There is a plan among some of the humans to kill the Carryx. To kill you. Jellit asked me to come and warn you about a plan among the humans to kill you. Jellit wanted me to ask for your help.

A door opened in the hall. One of the bedrooms. Campar strolled out. He was wearing the same pants that the Carryx had given them since they’d come, but instead of a shirt, he had a towel slung across his shoulders.

“Good morning, young master Alkhor,” he said. “I don’t suppose the spirit has moved you to start brewing the sad pisswater that passes for tea these days?”

“What? Oh. No, sorry.”

“The burdens we suffer,” Campar said lightly as he found a pan and poured water into it. “A senior researcher such as myself forced to boil my own water. The indignity of it.”

A spike of rage flowed up through Dafyd, starting in his gut and rising up, thickening his chest and neck, clamping down his jaw. It was gone as quickly as it came.

In the kitchen, Campar made a small, interrogative grunt. Then, a moment later, “Is something the matter?”

“Every day I wake up knowing I might be killed and probably won’t even know why. And you’re always making a joke.”

Campar put a mug on the counter, then took another and lifted it toward Dafyd. Do you want some? Dafyd nodded as he stood.

“This is what I do instead of curl up on the floor weeping. I mean, except for the times when I curl up on the floor weeping. I think we all remember that. When I can’t make fun of it, I can’t do anything at all,” Campar said. “If you’d rather I didn’t talk right now…”

“Your constant joking is annoying and exhausting and I don’t want you to ever stop.”

“Mixing the message a bit.”

“I don’t want to lose you people,” Dafyd said. He hadn’t put the words to the feeling until he’d already spoken them. “You and Rickar. Jessyn. Synnia. Even Tonner. I don’t want to lose anything that I haven’t lost already.”

The water in the pan muttered. Campar took a tin of wilted greens from the cabinet. It clanked when he opened it.

“Well, that’s the thing, isn’t it,” he said. The humor was gone from his voice. “The first thing our captors took from us was all of our choices.”

Except that I still have one, Dafyd thought, and then felt the answering realization like a weight being placed on his back. Except that I really don’t.
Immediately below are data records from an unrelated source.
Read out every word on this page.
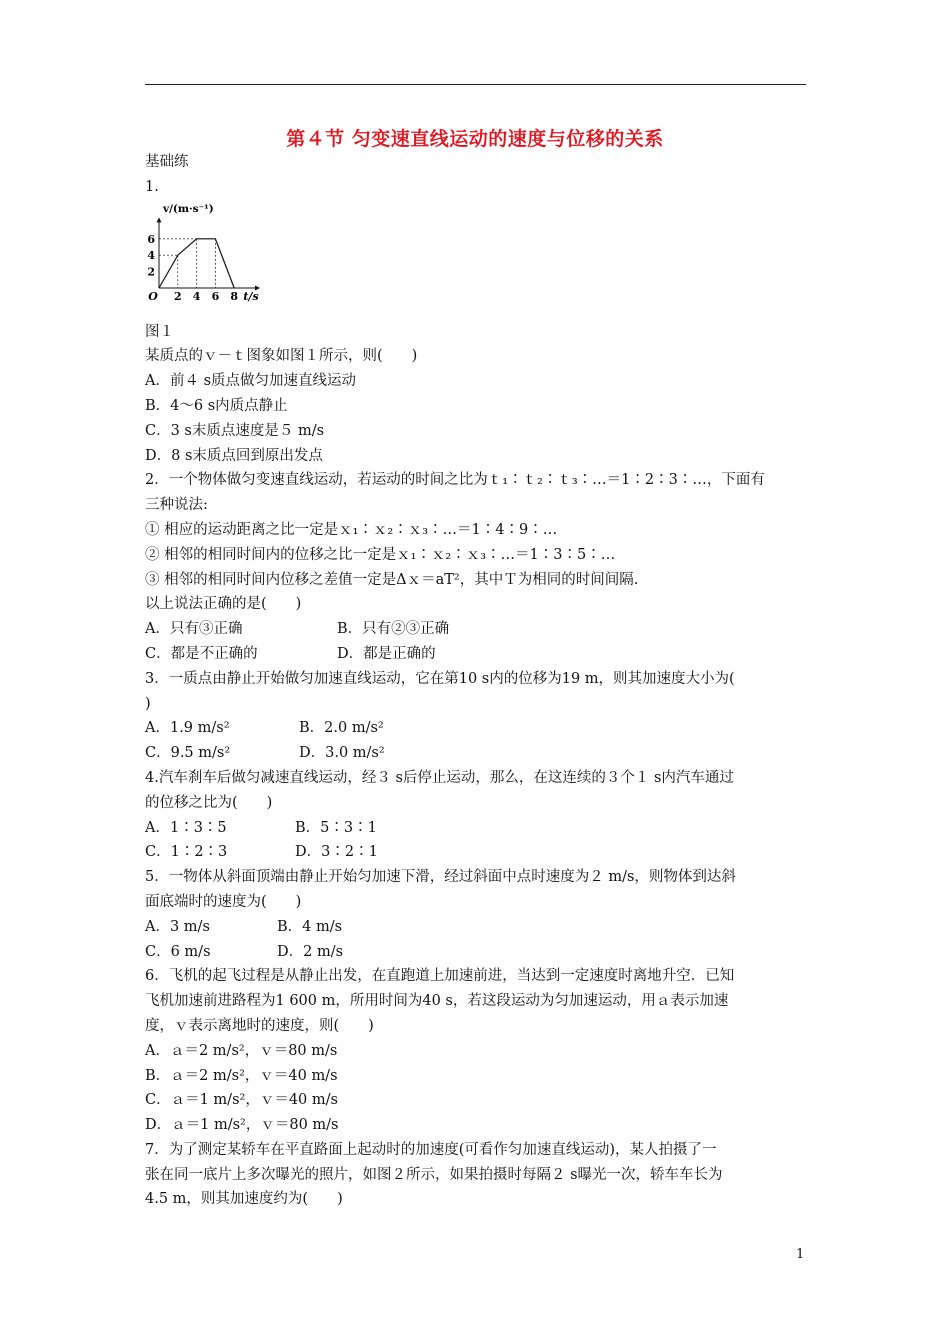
第４节 匀变速直线运动的速度与位移的关系
基础练
1.
2
4
6
2 4 6 8
O	t/s
v/(m·s⁻¹)
图１
某质点的ｖ－ｔ图象如图１所示，则(　　)
A．前４ s质点做匀加速直线运动
B．4～6 s内质点静止
C．3 s末质点速度是５ m/s
D．8 s末质点回到原出发点
2．一个物体做匀变速直线运动，若运动的时间之比为ｔ₁∶ｔ₂∶ｔ₃∶…＝1∶2∶3∶…，下面有
三种说法:
① 相应的运动距离之比一定是ｘ₁∶ｘ₂∶ｘ₃∶…＝1∶4∶9∶…
② 相邻的相同时间内的位移之比一定是ｘ₁∶ｘ₂∶ｘ₃∶…＝1∶3∶5∶…
③ 相邻的相同时间内位移之差值一定是Δｘ＝aT²，其中Ｔ为相同的时间间隔.
以上说法正确的是(　　)
A．只有③正确	B．只有②③正确
C．都是不正确的	D．都是正确的
3．一质点由静止开始做匀加速直线运动，它在第10 s内的位移为19 m，则其加速度大小为(
)
A．1.9 m/s²	B．2.0 m/s²
C．9.5 m/s²	D．3.0 m/s²
4.汽车刹车后做匀减速直线运动，经３ s后停止运动，那么，在这连续的３个１ s内汽车通过
的位移之比为(　　)
A．1∶3∶5	B．5∶3∶1
C．1∶2∶3	D．3∶2∶1
5．一物体从斜面顶端由静止开始匀加速下滑，经过斜面中点时速度为２ m/s，则物体到达斜
面底端时的速度为(　　)
A．3 m/s	B．4 m/s
C．6 m/s	D．2 m/s
6．飞机的起飞过程是从静止出发，在直跑道上加速前进，当达到一定速度时离地升空．已知
飞机加速前进路程为1 600 m，所用时间为40 s，若这段运动为匀加速运动，用ａ表示加速
度，ｖ表示离地时的速度，则(　　)
A．ａ＝2 m/s²，ｖ＝80 m/s
B．ａ＝2 m/s²，ｖ＝40 m/s
C．ａ＝1 m/s²，ｖ＝40 m/s
D．ａ＝1 m/s²，ｖ＝80 m/s
7．为了测定某轿车在平直路面上起动时的加速度(可看作匀加速直线运动)，某人拍摄了一
张在同一底片上多次曝光的照片，如图２所示，如果拍摄时每隔２ s曝光一次，轿车车长为
4.5 m，则其加速度约为(　　)
1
Another door slammed open. Footsteps pounded down the hallway. Tonner Freis stormed into the main room. His hair was a gray halo, defying gravity in its wildness.
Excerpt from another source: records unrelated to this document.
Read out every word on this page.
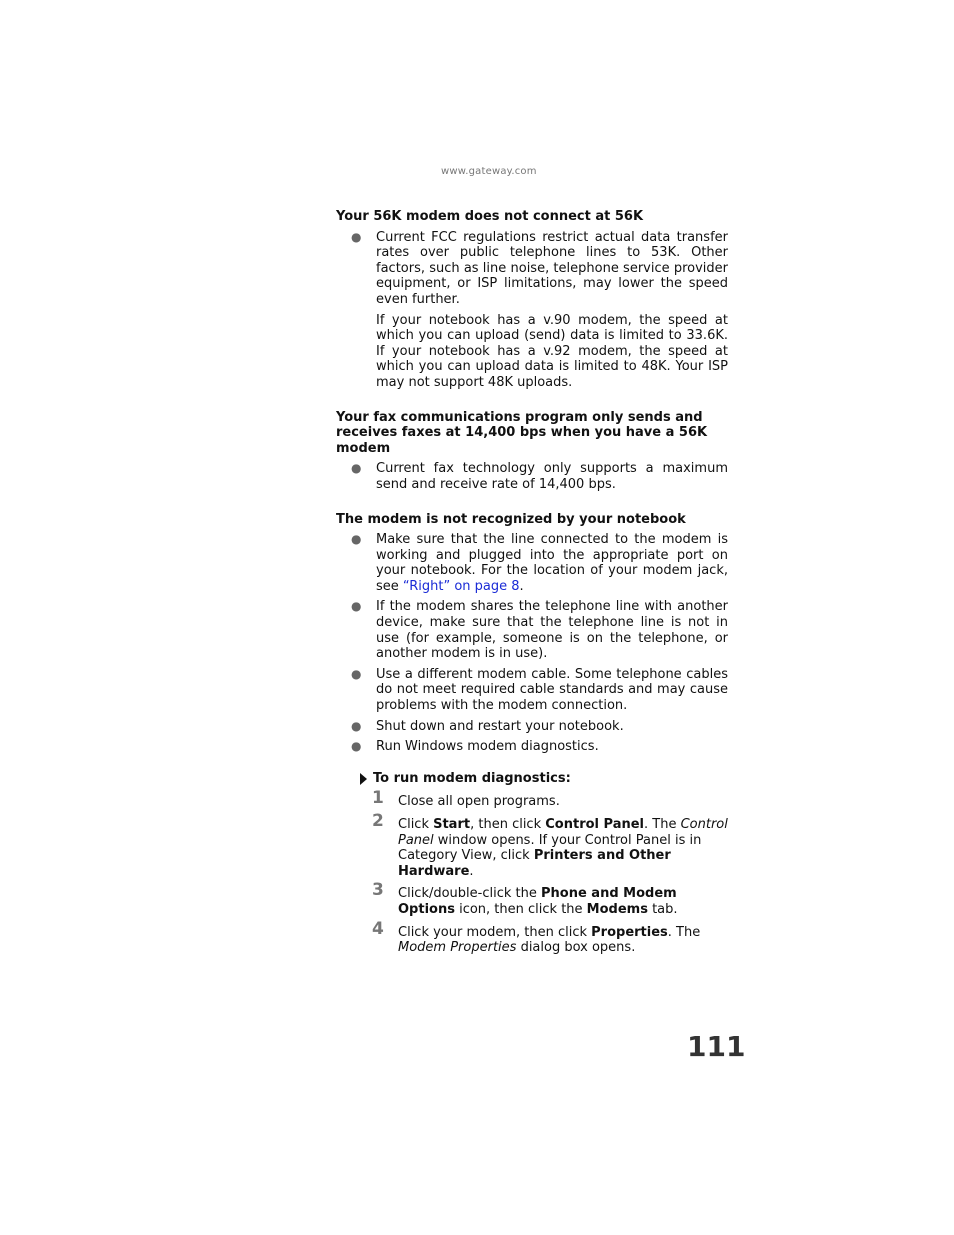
www.gateway.com
Your 56K modem does not connect at 56K
● Current FCC regulations restrict actual data transfer rates over public telephone lines to 53K. Other factors, such as line noise, telephone service provider equipment, or ISP limitations, may lower the speed even further.

If your notebook has a v.90 modem, the speed at which you can upload (send) data is limited to 33.6K. If your notebook has a v.92 modem, the speed at which you can upload data is limited to 48K. Your ISP may not support 48K uploads.

Your fax communications program only sends and receives faxes at 14,400 bps when you have a 56K modem
● Current fax technology only supports a maximum send and receive rate of 14,400 bps.
The modem is not recognized by your notebook
● Make sure that the line connected to the modem is working and plugged into the appropriate port on your notebook. For the location of your modem jack, see “Right” on page 8.
● If the modem shares the telephone line with another device, make sure that the telephone line is not in use (for example, someone is on the telephone, or another modem is in use).
● Use a different modem cable. Some telephone cables do not meet required cable standards and may cause problems with the modem connection.
● Shut down and restart your notebook.
● Run Windows modem diagnostics.
To run modem diagnostics:
1 Close all open programs.
2 Click Start, then click Control Panel. The Control Panel window opens. If your Control Panel is in Category View, click Printers and Other Hardware.
3 Click/double-click the Phone and Modem Options icon, then click the Modems tab.
4 Click your modem, then click Properties. The Modem Properties dialog box opens.
111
“Pen,” he said. His clothes looked like they’d been slept in. His eyes were bloodshot and angry. He snapped his fingers with impatience. “Pen. Pen!
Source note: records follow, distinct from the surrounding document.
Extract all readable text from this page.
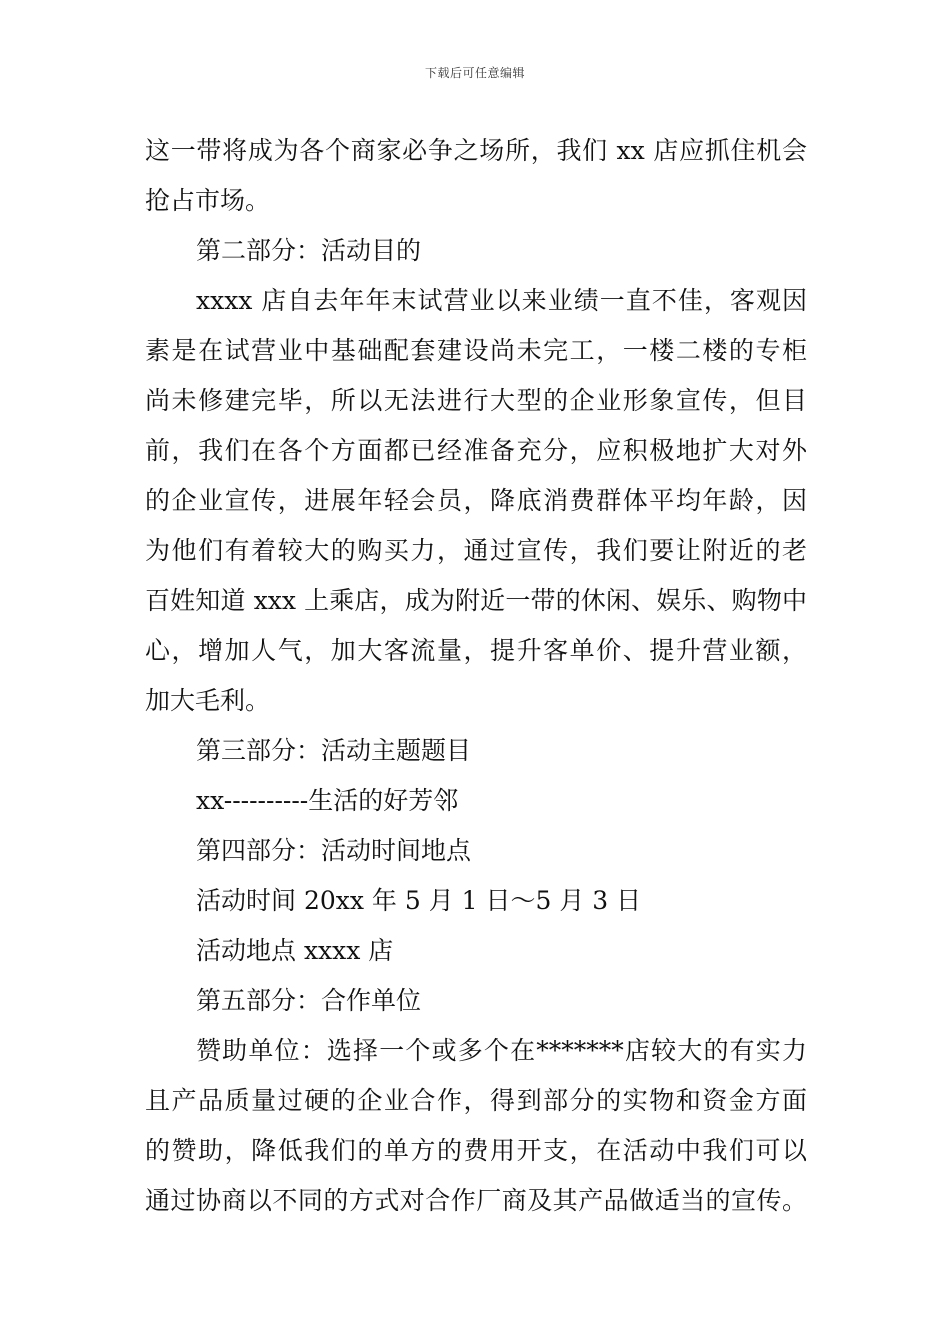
下载后可任意编辑
这一带将成为各个商家必争之场所，我们 xx 店应抓住机会
抢占市场。
第二部分：活动目的
xxxx 店自去年年末试营业以来业绩一直不佳，客观因
素是在试营业中基础配套建设尚未完工，一楼二楼的专柜
尚未修建完毕，所以无法进行大型的企业形象宣传，但目
前，我们在各个方面都已经准备充分，应积极地扩大对外
的企业宣传，进展年轻会员，降底消费群体平均年龄，因
为他们有着较大的购买力，通过宣传，我们要让附近的老
百姓知道 xxx 上乘店，成为附近一带的休闲、娱乐、购物中
心，增加人气，加大客流量，提升客单价、提升营业额，
加大毛利。
第三部分：活动主题题目
xx----------生活的好芳邻
第四部分：活动时间地点
活动时间 20xx 年 5 月 1 日～5 月 3 日
活动地点 xxxx 店
第五部分：合作单位
赞助单位：选择一个或多个在*******店较大的有实力
且产品质量过硬的企业合作，得到部分的实物和资金方面
的赞助，降低我们的单方的费用开支，在活动中我们可以
通过协商以不同的方式对合作厂商及其产品做适当的宣传。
Dafyd scooped one of the metal styluses off the centrifuge along with a nub of gummy ink in a waxy wrapper. Tonner was at the little dining table, throwing paper aside. When Dafyd got close enough, Tonner snatched the pen and ink out of his hands and began scratching what looked like a molecular diagram onto a blank page. Campar met Dafyd’s eyes, and shrugged as he dropped half a tin of minty-smelling leaves into the boiling water.

“Do you need anything else?” Dafyd asked.

He might as well have been in another room. Tonner ripped the page aside, took a fresh sheet, and started drawing on it. Half a minute later, one diagram in either hand, Tonner marched to the window. He put one page over the other, pressing them against the glass so that the light of the rising sun shone through them, superimposing his diagrams over each other.

He let out a low, growling obscenity. When he turned to Dafyd and Campar, his face was a mixture of rage and triumph.

“I know how to feed the fucking turtle.”